Appendix 1: An algorithm I may follow “next time”:

  • Start by spending a bit of time prompting at the most general level, if there’s any uncertainty about the goal or the broadest direction.
  • Ask for a whole program to do something. Test it out, ask followup questions to fix unexpected results and errors, for a bit.
  • When the new program runs without errors, and its behaviour is anything like the right thing, STOP and figure out everything it’s doing.
  • If there’s no obvious architectural change to make, start prompting for possible approaches to parts of the program. Instead of the whole program, start new chats with just a function or two, some input (or a description thereof), what you wanted it to do, and the error or unexpected result.

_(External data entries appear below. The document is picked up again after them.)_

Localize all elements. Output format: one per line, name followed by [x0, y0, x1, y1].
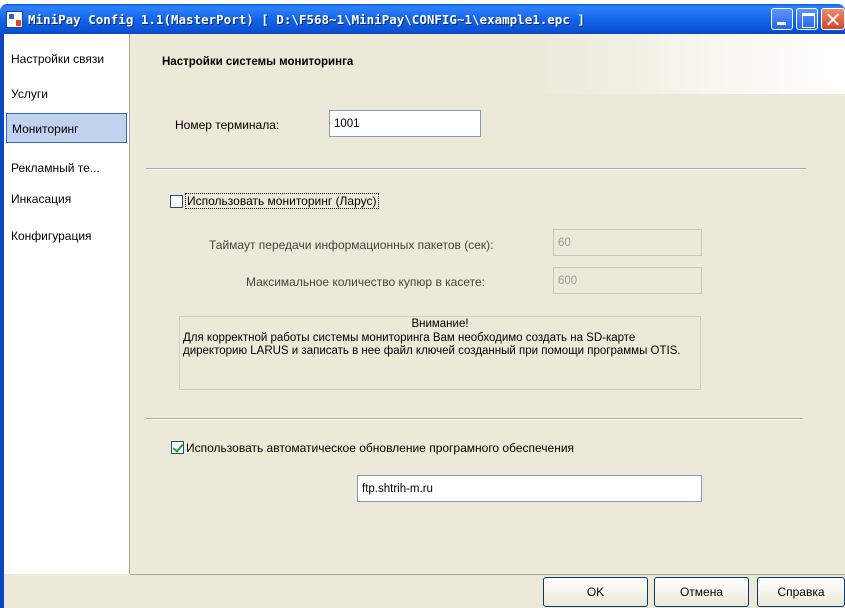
ok-button[interactable]: OK [543, 577, 648, 607]
sidebar-item-advertising[interactable]: Рекламный те... [6, 153, 127, 183]
timeout-label: Таймаут передачи информационных пакетов … [209, 238, 494, 252]
terminal-number-label: Номер терминала: [175, 118, 280, 132]
sidebar-item-collection[interactable]: Инкасация [6, 184, 127, 214]
help-button[interactable]: Справка [757, 577, 845, 607]
cancel-button[interactable]: Отмена [654, 577, 749, 607]
sidebar-footer [0, 574, 130, 608]
notice-title: Внимание! [411, 318, 469, 330]
maximize-button[interactable] [796, 8, 818, 30]
window-title: MiniPay Config 1.1(MasterPort) [ D:\F568… [28, 12, 585, 27]
warning-notice: Внимание! Для корректной работы системы … [179, 316, 701, 390]
close-button[interactable] [821, 8, 845, 30]
sidebar-item-configuration[interactable]: Конфигурация [6, 221, 127, 251]
sidebar-item-monitoring[interactable]: Мониторинг [6, 113, 127, 143]
auto-update-label[interactable]: Использовать автоматическое обновление п… [186, 441, 574, 455]
max-notes-label: Максимальное количество купюр в касете: [246, 275, 485, 289]
sidebar-nav: Настройки связи Услуги Мониторинг Реклам… [0, 34, 130, 574]
use-monitoring-checkbox[interactable] [170, 195, 183, 208]
minimize-button[interactable] [771, 8, 793, 30]
timeout-input[interactable] [553, 229, 702, 256]
sidebar-item-services[interactable]: Услуги [6, 79, 127, 109]
use-monitoring-label[interactable]: Использовать мониторинг (Ларус) [185, 193, 379, 209]
notice-text: Для корректной работы системы мониторинг… [183, 332, 681, 357]
auto-update-checkbox[interactable] [171, 441, 184, 454]
max-notes-input[interactable] [553, 267, 702, 294]
separator [146, 168, 806, 170]
section-title: Настройки системы мониторинга [162, 56, 354, 68]
app-icon[interactable] [6, 11, 23, 28]
terminal-number-input[interactable] [329, 110, 481, 137]
separator [146, 418, 803, 420]
sidebar-item-connection[interactable]: Настройки связи [6, 44, 127, 74]
update-server-input[interactable] [357, 475, 702, 502]
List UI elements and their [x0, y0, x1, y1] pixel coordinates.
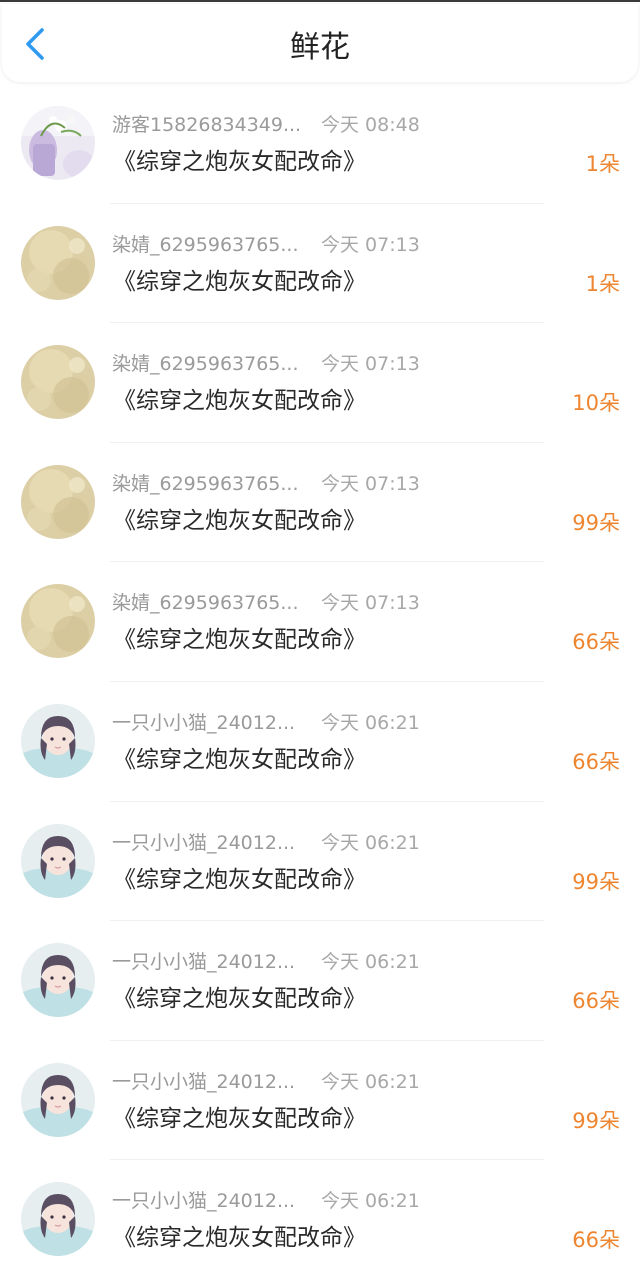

Appendix 2: Further notes about using Claude in October 2024:

  • Even when working with projects, start new chats when a significant part of the history in the current one isn’t needed in the context anymore. Claude warned me (Oct 2024) that I was sending the whole chat back and forth every time, burning my allowance. This very handy info was pushed to me through the UI, and is also easy to find on Anthropic’s website. Colour me impressed with Anthropic’s cohesive content and documentation strategy.
  • You can get a helpful, correct suggestion with one prompt, and then a weird, wrong suggestion with a very similar one. When this happened to me, I hadn’t known the good approach existed beforehand. So if I’d seen the bad approach first, I might have tried to go with that.
  • As others have observed, once a program does enough stuff, you can ask Claude to fix one behaviour and it’ll cause a regression in another one you just fixed. Then it’s probably time to work with a smaller chunk of code, not least to ensure that unrelated working code doesn’t get changed capriciously.